Edward Hopper, reconnaissant aux académies d’art parisiennes de l’avoir formé, était animé d’une certaine francophilie, et nous le lui rendons bien aujourd’hui avec les hommages élogieux et appuyés de la « couche » culturelle, mais également par le succès populaire de cette exposition. Hopper est un peintre du mystère… et sans illusion: une atmosphère angoissante comme s’il sentait que le mystère ne sera jamais dévoilé. Un éclairage intense, saturé de lumières crues et violentes, irrigue des scènes calmes et banales, prémices à un drame comme dans un suspense hitchcockien[6]. Hopper utilise des moyens violents pour peindre le calme angoissant de la solitude. C’est peut-être ça aussi un des mystères de Hopper, ce contraste énorme entre la chaude violence de la forme et la calme froideur du fond: une étincelle est tout explose. L’atmosphère angoissante d’un faux calme avant la tempête.
Vincent du Chazaud
13 février 2013
[1]”Hopper, l’expo”, Réunion des musées nationaux, Grand Palais, Paris, 2012
[2] « Dans mon travail, il n’y a ni étapes, ni transitions d’un style à l’autre, comme parfois cela a été affirmé. » (interview de Giorgio de Chirico dans l’Europeo, avril 1970)
[3]« L’artiste d’aujourd’hui, s’il ne veut pas tourner à vide, être un raté passé de mode, ne peut choisir qu’entre la technique et la propagande pour la lutte des classes. Dans les deux cas, il doit abandonner l’art pur. » (George Grosz, 1959)
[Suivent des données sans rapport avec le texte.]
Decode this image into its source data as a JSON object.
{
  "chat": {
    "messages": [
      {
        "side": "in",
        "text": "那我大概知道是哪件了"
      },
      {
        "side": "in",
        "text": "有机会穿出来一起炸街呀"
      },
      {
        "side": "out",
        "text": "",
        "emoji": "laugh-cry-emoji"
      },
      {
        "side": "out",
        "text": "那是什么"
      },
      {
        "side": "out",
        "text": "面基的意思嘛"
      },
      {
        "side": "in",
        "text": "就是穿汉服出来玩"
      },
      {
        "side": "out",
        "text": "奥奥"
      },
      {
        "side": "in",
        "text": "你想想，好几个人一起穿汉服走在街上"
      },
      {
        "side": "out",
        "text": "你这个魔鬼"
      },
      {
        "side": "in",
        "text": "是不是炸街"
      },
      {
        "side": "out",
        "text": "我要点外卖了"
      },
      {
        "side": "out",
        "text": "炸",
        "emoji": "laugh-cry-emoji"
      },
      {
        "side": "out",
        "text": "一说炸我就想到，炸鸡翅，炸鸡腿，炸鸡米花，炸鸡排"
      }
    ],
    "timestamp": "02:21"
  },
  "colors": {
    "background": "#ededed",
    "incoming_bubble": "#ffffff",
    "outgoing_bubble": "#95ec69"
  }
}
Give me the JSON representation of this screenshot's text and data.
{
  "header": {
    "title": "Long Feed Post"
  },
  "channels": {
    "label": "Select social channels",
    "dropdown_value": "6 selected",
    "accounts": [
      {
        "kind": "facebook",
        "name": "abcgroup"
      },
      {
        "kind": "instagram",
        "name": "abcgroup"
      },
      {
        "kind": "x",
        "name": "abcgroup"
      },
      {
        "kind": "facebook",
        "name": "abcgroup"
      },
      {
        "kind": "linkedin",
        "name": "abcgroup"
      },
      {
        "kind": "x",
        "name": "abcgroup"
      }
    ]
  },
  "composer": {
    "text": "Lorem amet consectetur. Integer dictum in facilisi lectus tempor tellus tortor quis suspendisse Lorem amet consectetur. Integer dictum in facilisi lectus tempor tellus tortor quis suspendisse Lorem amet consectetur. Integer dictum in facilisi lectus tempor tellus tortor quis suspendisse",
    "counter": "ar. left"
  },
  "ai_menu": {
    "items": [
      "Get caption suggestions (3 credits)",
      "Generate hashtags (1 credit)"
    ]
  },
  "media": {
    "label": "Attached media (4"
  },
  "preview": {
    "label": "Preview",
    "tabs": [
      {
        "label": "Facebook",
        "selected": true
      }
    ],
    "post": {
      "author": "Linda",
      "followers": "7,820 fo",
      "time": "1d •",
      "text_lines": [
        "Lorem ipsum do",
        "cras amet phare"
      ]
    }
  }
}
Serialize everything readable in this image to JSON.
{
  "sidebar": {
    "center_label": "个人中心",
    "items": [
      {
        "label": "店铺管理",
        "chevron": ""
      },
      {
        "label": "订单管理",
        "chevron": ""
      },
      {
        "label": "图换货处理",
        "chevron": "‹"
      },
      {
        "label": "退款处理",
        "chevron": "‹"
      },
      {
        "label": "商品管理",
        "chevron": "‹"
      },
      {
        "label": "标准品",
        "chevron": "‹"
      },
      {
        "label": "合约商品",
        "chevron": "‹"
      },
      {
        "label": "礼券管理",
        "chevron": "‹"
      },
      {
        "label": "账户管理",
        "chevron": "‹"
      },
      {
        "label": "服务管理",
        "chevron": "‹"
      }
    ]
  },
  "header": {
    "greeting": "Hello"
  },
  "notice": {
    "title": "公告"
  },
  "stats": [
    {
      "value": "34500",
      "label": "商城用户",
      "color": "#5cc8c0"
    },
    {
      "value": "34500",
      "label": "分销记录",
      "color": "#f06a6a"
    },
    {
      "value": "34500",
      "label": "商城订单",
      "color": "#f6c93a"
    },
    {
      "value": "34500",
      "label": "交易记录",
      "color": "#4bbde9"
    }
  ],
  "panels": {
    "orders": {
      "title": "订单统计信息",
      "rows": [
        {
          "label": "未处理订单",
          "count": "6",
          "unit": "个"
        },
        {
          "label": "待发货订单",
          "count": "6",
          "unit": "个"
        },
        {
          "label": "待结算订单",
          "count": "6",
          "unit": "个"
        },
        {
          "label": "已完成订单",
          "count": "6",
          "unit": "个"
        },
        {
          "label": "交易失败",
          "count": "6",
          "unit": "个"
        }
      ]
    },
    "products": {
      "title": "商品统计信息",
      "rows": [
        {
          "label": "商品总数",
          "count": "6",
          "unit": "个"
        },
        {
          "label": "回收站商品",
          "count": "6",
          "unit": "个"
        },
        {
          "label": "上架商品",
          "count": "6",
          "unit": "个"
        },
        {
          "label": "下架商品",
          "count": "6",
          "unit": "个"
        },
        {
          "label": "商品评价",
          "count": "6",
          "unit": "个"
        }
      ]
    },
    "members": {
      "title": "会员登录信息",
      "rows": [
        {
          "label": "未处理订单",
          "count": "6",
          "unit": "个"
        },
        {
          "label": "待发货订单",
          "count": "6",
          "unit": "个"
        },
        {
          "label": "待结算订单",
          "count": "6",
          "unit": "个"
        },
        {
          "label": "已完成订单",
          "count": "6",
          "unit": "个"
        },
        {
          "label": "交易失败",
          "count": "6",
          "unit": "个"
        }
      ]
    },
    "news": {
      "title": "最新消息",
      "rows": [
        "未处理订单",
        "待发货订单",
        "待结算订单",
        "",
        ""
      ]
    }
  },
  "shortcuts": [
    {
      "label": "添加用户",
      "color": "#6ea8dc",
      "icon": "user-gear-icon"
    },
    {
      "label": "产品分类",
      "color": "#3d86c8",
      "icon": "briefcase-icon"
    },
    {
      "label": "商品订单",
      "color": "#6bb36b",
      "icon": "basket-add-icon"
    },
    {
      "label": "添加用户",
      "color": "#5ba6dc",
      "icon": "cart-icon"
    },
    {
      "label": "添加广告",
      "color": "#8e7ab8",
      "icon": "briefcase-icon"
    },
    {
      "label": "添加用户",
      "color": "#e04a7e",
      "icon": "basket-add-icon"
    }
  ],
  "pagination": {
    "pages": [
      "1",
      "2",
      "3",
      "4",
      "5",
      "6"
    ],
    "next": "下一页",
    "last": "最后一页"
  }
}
[4] “La vision aérienne est l’une des grandes révélations (du voyage de Le Corbusier) en Amérique du Sud : de Buenos Aires à Sao Paulo, il observe les villes et les forêts avec un regard totalement nouveau. Apportés en Amérique du Sud par la mer, ses théories se trouvent modifiées après ces vues plongeantes saisies depuis le hublot de l’avion. Dans « Les trois établissements humains » (1945), il remarque que « c’est pendant un voyage aérien qu’on voit la terre comme elle est, qu’on fait des découvertes, qu’on médite à profusion »(…) Conçue en 1935, «La Ville radieuse » semble, au plan de l’architecture et de l’urbanisme, faire écho à l’explosion lyrique de 1929 devant le paysage de Rio : « Quand on est monté dans un avion d’observation et qu’on a fait l’oiseau planeur sur toutes les baies, qu’on a contourné tous les pics, qu’on est entré dans l’intimité de la ville, qu’on lui a arraché d’un simple coup d’œil d’oiseau planeur tous les secrets qu’elle cachait si facilement au simple terrien sur deux pieds, on a tout vu, tout compris (…) Quand par l’avion, tout vous est devenu clair, et que cette topographie – ce corps si mouvementé et complexe – vous l’avez apprise (…)Quand, alors, tout est fête ou spectacle, tout est joie en vous, tout se contracte pour retenir l’idée jaillissante, tout conduit à la joie de la création. Alors quand on est à Rio de Janeiro, ville radieusement verte, on est pris par le désir, fou peut-être, de tenter un jeu contre ou pour cette présence de la nature. Ô enthousiasme tu sortiras toujours du repos ceux qui ont subi ta brûlure… de cette lumière l’architecture naîtra. » Thierry PAQUOT et Pierre GRAS (dir.), « LE CORBUSIER VOYAGEUR », L’Harmattan, Paris, 2008
[5]De même, « House by the Railroad” (1925) montrant une vue en contre plongée d’une maison en bois perchée sur une colline rappelle celle plantant le décor de « Psychose », et avec “Apartment Houses” (1923) on baigne dans l’ambiance suspicieuse de “Fenêtre sur cour ».
[6]la scène fameuse de « La Mort aux trousses » (1959) quand Gary Grant est traqué par un avion épandant des produits chimiques sur un champ de maïs.